A l’époque de Louis Xlll, Laurent de la Hyre est le seul peintre important dans l’art, qui, avant Le Sueur, ne soit pas allé étudié en Italie, ou déjà venu formé dans le Nord. SA vie a été une suite de succès, au point qu’il a pu rivaliser avec Simon Vouet lui-même. Mais après sa mort les réticences commencèrent et ne cessèrent pas, jusqu’au jour en 1950, où un musé New-yorkais fit l’acquisition de l’Allégorie de la Musique pour voir les jugements, lentement se retourner. Bien qu’il mourut à l’age de 50 ans, on peu dire qu’il nous a laissé l’image d’un grand artiste. Il était en quelque sorte pour la peinture, ce qu’était Mozart pour la musique : né peintre .Très tôt initié à l’art du dessin et de la gravure, il s’exerce aussi à la peinture. Quelques tableaux retrouvés, montrent qu’il est d’abord attiré par « l’école de Fontainebleau ». Puis sans qu’il est quitté Paris, son intérêt se porte sur la « manière brune ». A partir de 1630, peut-être influencé par Jacques Blanchard qui s’installe à Paris, Laurent de la Hyre va participer à ce qu’on a nommé le « romantisme du temps de Louis XIII », par un art réaliste, mais très clair et coloré. Dans les années qui suivent (1639-1645) cet art va peu à peu se décanter, devenir à la fois plus ambitieux et plus raffiné. A la peinture et à la gravure, La Hyre joint les cartons de tapisserie : citons entre autres la petite suite dite « des amours des dieux ». En dépit d’une maladie grave qu’il parvient à surmonter vers 1645, mais qui reprendra le dessus dés la fin 1655, il continue héroïquement à peindre. Il atteint même le sommet de son art avec sa suite d’allégories des arts libéraux, et son allégorie à la gloire de la Régence, en 1648. Bien qu’affligé d’une obésité croissante, il parvient également à peindre de grandes toiles tels que la descente de croix en 1655 d’une hauteur de 4m80 !

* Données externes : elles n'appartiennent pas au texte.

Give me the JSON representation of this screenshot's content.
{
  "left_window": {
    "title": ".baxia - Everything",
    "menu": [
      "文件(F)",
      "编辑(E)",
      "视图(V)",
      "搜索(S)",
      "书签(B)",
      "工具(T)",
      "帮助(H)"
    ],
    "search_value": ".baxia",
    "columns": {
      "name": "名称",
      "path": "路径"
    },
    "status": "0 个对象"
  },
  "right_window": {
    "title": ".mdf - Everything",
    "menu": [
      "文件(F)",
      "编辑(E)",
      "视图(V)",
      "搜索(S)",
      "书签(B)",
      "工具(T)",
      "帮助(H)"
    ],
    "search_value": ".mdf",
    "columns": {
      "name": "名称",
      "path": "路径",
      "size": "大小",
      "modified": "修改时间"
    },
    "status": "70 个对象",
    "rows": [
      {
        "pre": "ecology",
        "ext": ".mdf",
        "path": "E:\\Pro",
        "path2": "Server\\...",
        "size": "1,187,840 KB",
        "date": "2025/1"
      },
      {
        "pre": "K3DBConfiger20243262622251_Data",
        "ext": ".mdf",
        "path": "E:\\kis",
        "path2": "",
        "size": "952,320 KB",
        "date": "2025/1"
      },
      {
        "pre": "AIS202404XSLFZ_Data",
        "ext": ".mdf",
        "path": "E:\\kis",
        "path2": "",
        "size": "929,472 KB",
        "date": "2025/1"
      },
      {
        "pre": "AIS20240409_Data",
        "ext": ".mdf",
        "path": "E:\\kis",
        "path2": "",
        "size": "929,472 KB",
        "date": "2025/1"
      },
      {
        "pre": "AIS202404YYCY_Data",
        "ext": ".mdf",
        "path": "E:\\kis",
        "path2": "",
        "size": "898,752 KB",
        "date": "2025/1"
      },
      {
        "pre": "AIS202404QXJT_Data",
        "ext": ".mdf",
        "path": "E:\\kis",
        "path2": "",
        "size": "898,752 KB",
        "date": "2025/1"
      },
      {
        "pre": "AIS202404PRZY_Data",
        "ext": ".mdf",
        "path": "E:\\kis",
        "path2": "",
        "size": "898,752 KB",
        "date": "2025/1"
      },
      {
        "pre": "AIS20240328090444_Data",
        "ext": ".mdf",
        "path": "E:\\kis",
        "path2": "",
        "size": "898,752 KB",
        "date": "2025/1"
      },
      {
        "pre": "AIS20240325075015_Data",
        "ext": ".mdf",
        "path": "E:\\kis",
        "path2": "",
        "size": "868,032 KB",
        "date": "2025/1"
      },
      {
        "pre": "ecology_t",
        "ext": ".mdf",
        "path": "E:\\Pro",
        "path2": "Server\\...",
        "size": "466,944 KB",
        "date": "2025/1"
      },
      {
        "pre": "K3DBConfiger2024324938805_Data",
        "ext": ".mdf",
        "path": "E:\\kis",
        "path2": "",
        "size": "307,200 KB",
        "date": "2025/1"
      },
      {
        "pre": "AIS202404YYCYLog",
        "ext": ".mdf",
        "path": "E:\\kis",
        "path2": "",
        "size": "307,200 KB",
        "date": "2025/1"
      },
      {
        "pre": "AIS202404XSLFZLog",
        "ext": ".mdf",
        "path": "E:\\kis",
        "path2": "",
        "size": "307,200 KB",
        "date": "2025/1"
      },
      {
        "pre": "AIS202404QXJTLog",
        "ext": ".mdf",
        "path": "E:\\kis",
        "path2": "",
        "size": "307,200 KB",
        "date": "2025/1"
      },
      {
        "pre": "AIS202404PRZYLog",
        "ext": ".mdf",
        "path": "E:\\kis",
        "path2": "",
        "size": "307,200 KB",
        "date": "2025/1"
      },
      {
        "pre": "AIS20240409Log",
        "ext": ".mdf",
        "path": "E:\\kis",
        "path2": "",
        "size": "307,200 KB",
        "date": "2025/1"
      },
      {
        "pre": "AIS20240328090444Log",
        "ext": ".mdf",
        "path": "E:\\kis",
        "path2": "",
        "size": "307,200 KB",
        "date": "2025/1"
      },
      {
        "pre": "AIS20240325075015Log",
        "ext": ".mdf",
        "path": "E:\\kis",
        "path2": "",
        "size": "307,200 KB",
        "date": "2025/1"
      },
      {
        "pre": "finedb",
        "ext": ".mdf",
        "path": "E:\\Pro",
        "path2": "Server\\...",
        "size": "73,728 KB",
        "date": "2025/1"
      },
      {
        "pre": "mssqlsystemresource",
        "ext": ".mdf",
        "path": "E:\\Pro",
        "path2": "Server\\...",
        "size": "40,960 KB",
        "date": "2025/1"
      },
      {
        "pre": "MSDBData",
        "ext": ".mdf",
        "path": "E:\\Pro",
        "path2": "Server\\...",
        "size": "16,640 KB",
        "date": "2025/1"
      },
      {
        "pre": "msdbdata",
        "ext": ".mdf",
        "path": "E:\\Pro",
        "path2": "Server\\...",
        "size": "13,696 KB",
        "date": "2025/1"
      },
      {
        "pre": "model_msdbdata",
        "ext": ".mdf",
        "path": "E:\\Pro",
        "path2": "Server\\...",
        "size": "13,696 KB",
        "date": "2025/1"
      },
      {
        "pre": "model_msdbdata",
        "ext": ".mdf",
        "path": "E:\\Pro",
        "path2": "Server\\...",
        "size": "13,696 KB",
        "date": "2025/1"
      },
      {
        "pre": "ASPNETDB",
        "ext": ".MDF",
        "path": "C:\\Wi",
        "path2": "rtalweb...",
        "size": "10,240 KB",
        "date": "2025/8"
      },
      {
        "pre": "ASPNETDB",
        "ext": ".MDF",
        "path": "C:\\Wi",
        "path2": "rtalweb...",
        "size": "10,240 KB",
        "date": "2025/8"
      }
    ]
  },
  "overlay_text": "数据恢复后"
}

l faut ici relever un trait peu commun. La réhabilitation de Laurent de La Hyre à partir de 1950 ne fut pas seulement un fait d’érudition. La grande exposition de Grenoble souhaitée et organisée en 1989 par Serge Lemoine (et présentée aussi à Bordeaux et à Rennes) montra que le goût du public avait profondément évolué. Ce que prouva le nombre de chefs-d’œuvre acquis en peu d’années par les musées français : les Deux chiens dans un paysage de 1632 par Arras (1964), les deux grands cuivres d’Abraham ,le Paysage au joueur de flûte par Lille (1973), le Thésée retrouvant les armes de son père de 1634 et l’Apparition de la Vierge dans le ciel de 1630 par Caen (1976 et 1992), le Sacrifice d’Abraham de 1650 par Reims (1979), la Madeleine méditant sur le Christ mort par Saint-Denis (1982), la Mort d’Adonis acquise à Stockholm par le Louvre sous une attribution à De Subleo (1994) et tout dernièrement (2004) les Habitants de Sodome, autre enrichissement capital du Louvre.